These activities have been extended, with increasing interest towards a widening of cultural exchanges with the rest of the world: witness the most recent highly successful season of the Madeleine Renault-Jean Louis Barrault repertory company from Paris. For two seasons, the distinguished British actor, director, and playwright, Emlyn Williams, under my management, has brought to life, from coast to coast, the incomparable prose of Charles Dickens in theatrical presentations that have fascinated both ear and eye, performances that stemmed from a rare combination of talent, dexterity, love, and intelligence.

I am able to say, very frankly, that I am one impresario who has managed artists in all fields.

All these things, and more, have been done. For what they are worth, they have been written in the pages of the history of the arts in our time. They have become a part of the record.

So it will be seen that only one part of my life has been concerned with ballet. To list all the fine concert artists and companies I have managed and manage would take up too much space.

It is quite within the bounds of possibility that I shall do a third book, devoted to life among the concert artists I have managed. It could, I am sure, make interesting reading.

If art is to grow and prosper, if the eternal verities are to be preserved in these our times and into that unborn tomorrow which springs eternally from dead yesterdays, there must be no cessation of effort, no diminution of our energies. Thirty-odd years of dead yesterdays have served only to whet my appetite, to stimulate my eagerness for what lies round the corner and my desire to increase my contribution to those things that matter in the cultural and spiritual life of that unborn tomorrow wherein lies our future.

I shall try to outline some of the plans and hopes I have in mind. Before I do so, however, I should like to make what must be, however heartfelt, inadequate acknowledgement to those who have so generously helped along the way. If I were to list all of them, this chapter would become a catalogue of names. To all of those who are not mentioned, my gratitude is none the less sincere and genuine. Above all, no slight is intended. Space permits only the singling out of a few.

The year in which these lines are written has been singularly rich, rewarding, and happy: climaxed as it was by the production and release of the motion-picture film, Tonight We Sing, based on some experiences and aspects of my life. If the film does nothing else, I hope it succeeds in underlining the difference, in explaining the vast gulf that separates the mere booker or agent from what, for want of a better term, must be called an impresario, since it is a word that has been fully embraced into the English language. Impresario stems from the Italian impresa: an undertaking; indirectly it gave birth to that now archaic English word “emprise,” literally a chivalrous enterprise. I can only regard the discovery, promotion, presentation of talent, the financing of it, the risk-taking, as the “emprise” of an “impresario.”

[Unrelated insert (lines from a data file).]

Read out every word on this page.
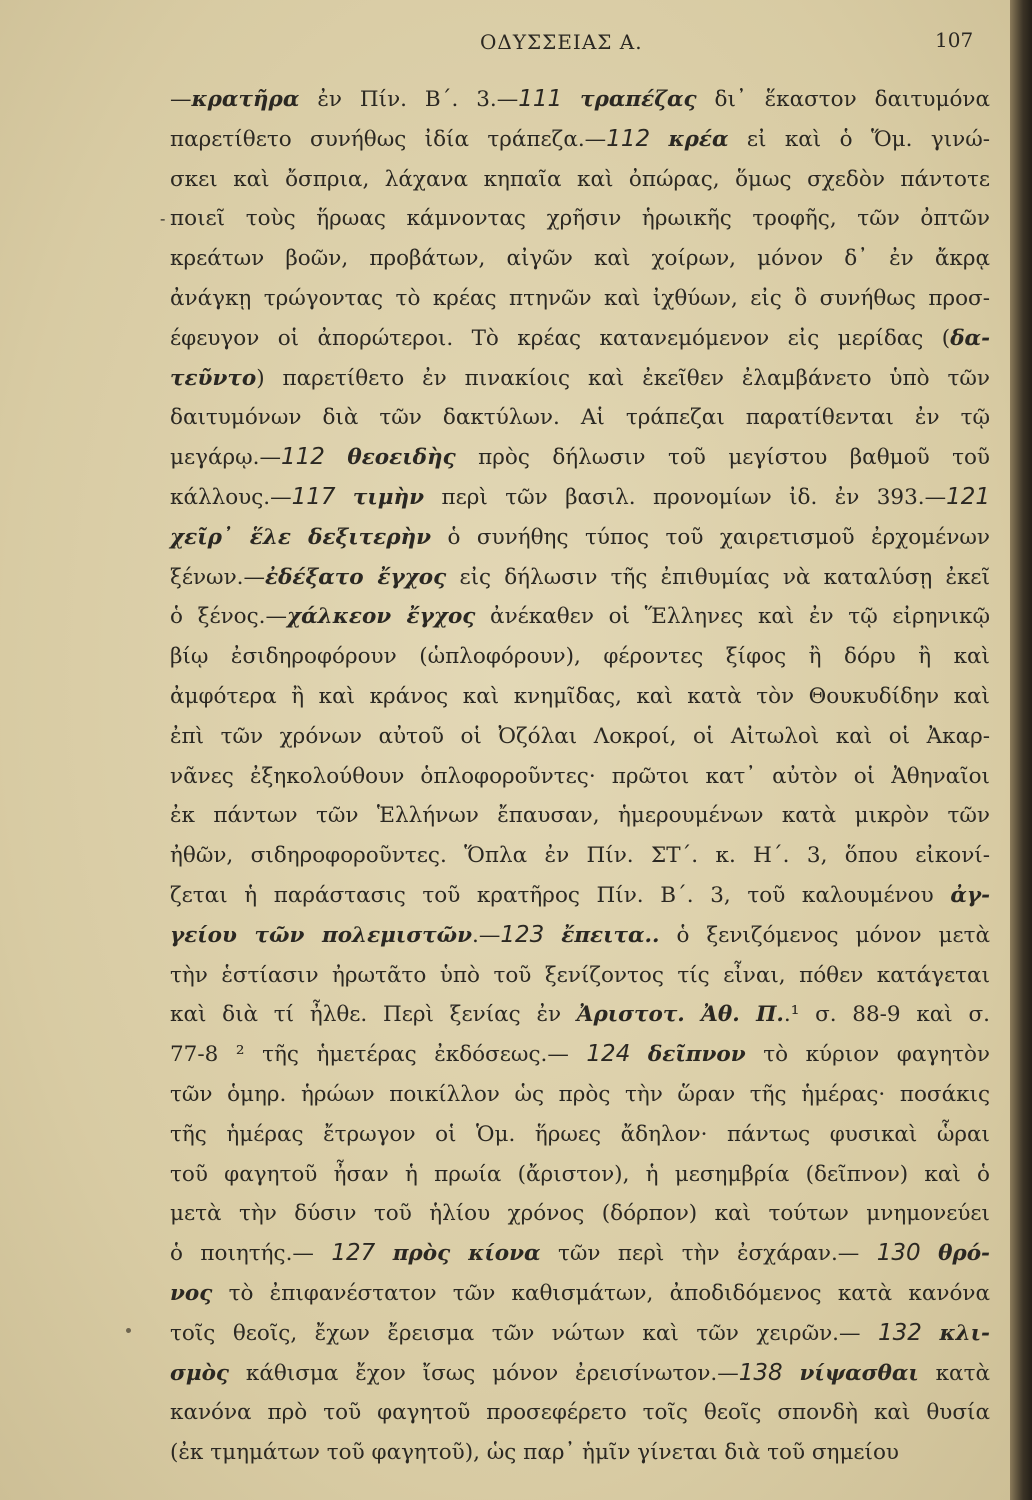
ΟΔΥΣΣΕΙΑΣ Α.	107
-
—κρατῆρα ἐν Πίν. Β΄. 3.—111 τραπέζας δι᾽ ἕκαστον δαιτυμόνα
παρετίθετο συνήθως ἰδία τράπεζα.—112 κρέα εἰ καὶ ὁ Ὅμ. γινώ-
σκει καὶ ὄσπρια, λάχανα κηπαῖα καὶ ὀπώρας, ὅμως σχεδὸν πάντοτε
ποιεῖ τοὺς ἥρωας κάμνοντας χρῆσιν ἡρωικῆς τροφῆς, τῶν ὀπτῶν
κρεάτων βοῶν, προβάτων, αἰγῶν καὶ χοίρων, μόνον δ᾽ ἐν ἄκρᾳ
ἀνάγκῃ τρώγοντας τὸ κρέας πτηνῶν καὶ ἰχθύων, εἰς ὃ συνήθως προσ-
έφευγον οἱ ἀπορώτεροι. Τὸ κρέας κατανεμόμενον εἰς μερίδας (δα-
τεῦντο) παρετίθετο ἐν πινακίοις καὶ ἐκεῖθεν ἐλαμβάνετο ὑπὸ τῶν
δαιτυμόνων διὰ τῶν δακτύλων. Αἱ τράπεζαι παρατίθενται ἐν τῷ
μεγάρῳ.—112 θεοειδὴς πρὸς δήλωσιν τοῦ μεγίστου βαθμοῦ τοῦ
κάλλους.—117 τιμὴν περὶ τῶν βασιλ. προνομίων ἰδ. ἐν 393.—121
χεῖρ᾽ ἕλε δεξιτερὴν ὁ συνήθης τύπος τοῦ χαιρετισμοῦ ἐρχομένων
ξένων.—ἐδέξατο ἔγχος εἰς δήλωσιν τῆς ἐπιθυμίας νὰ καταλύσῃ ἐκεῖ
ὁ ξένος.—χάλκεον ἔγχος ἀνέκαθεν οἱ Ἕλληνες καὶ ἐν τῷ εἰρηνικῷ
βίῳ ἐσιδηροφόρουν (ὡπλοφόρουν), φέροντες ξίφος ἢ δόρυ ἢ καὶ
ἀμφότερα ἢ καὶ κράνος καὶ κνημῖδας, καὶ κατὰ τὸν Θουκυδίδην καὶ
ἐπὶ τῶν χρόνων αὐτοῦ οἱ Ὀζόλαι Λοκροί, οἱ Αἰτωλοὶ καὶ οἱ Ἀκαρ-
νᾶνες ἐξηκολούθουν ὁπλοφοροῦντες· πρῶτοι κατ᾽ αὐτὸν οἱ Ἀθηναῖοι
ἐκ πάντων τῶν Ἑλλήνων ἔπαυσαν, ἡμερουμένων κατὰ μικρὸν τῶν
ἠθῶν, σιδηροφοροῦντες. Ὅπλα ἐν Πίν. ΣΤ΄. κ. Η΄. 3, ὅπου εἰκονί-
ζεται ἡ παράστασις τοῦ κρατῆρος Πίν. Β΄. 3, τοῦ καλουμένου ἀγ-
γείου τῶν πολεμιστῶν.—123 ἔπειτα.. ὁ ξενιζόμενος μόνον μετὰ
τὴν ἑστίασιν ἠρωτᾶτο ὑπὸ τοῦ ξενίζοντος τίς εἶναι, πόθεν κατάγεται
καὶ διὰ τί ἦλθε. Περὶ ξενίας ἐν Ἀριστοτ. Ἀθ. Π..¹ σ. 88-9 καὶ σ.
77-8 ² τῆς ἡμετέρας ἐκδόσεως.— 124 δεῖπνον τὸ κύριον φαγητὸν
τῶν ὁμηρ. ἡρώων ποικίλλον ὡς πρὸς τὴν ὥραν τῆς ἡμέρας· ποσάκις
τῆς ἡμέρας ἔτρωγον οἱ Ὁμ. ἥρωες ἄδηλον· πάντως φυσικαὶ ὧραι
τοῦ φαγητοῦ ἦσαν ἡ πρωία (ἄριστον), ἡ μεσημβρία (δεῖπνον) καὶ ὁ
μετὰ τὴν δύσιν τοῦ ἡλίου χρόνος (δόρπον) καὶ τούτων μνημονεύει
ὁ ποιητής.— 127 πρὸς κίονα τῶν περὶ τὴν ἐσχάραν.— 130 θρό-
νος τὸ ἐπιφανέστατον τῶν καθισμάτων, ἀποδιδόμενος κατὰ κανόνα
τοῖς θεοῖς, ἔχων ἔρεισμα τῶν νώτων καὶ τῶν χειρῶν.— 132 κλι-
σμὸς κάθισμα ἔχον ἴσως μόνον ἐρεισίνωτον.—138 νίψασθαι κατὰ
κανόνα πρὸ τοῦ φαγητοῦ προσεφέρετο τοῖς θεοῖς σπονδὴ καὶ θυσία
(ἐκ τμημάτων τοῦ φαγητοῦ), ὡς παρ᾽ ἡμῖν γίνεται διὰ τοῦ σημείου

The presentation of this film has been accompanied by tributes and honors for which I am deeply and humbly grateful and which I cherish and respect beyond my ability to express.

None of these heights could have been scaled, none of these successes attained, without the help, encouragement, and personal sacrifice of my beloved wife, Emma. Her wise counsel in music, literature, theatre, and the dance all stem from her deep knowledge as a lady of culture, an artist and a musician, and from her studies at the Leningrad Conservatory, her rich experience in the world’s cultural activities. Her sacrifices are those great ones of the patient, understanding wife, who, through the years, has had to endure, and has endured without complaint, the loneliness of days and nights on end alone, when my activities have taken me on frequent long trips about the world at a moment’s notice, to the complete disruption of any normal family life.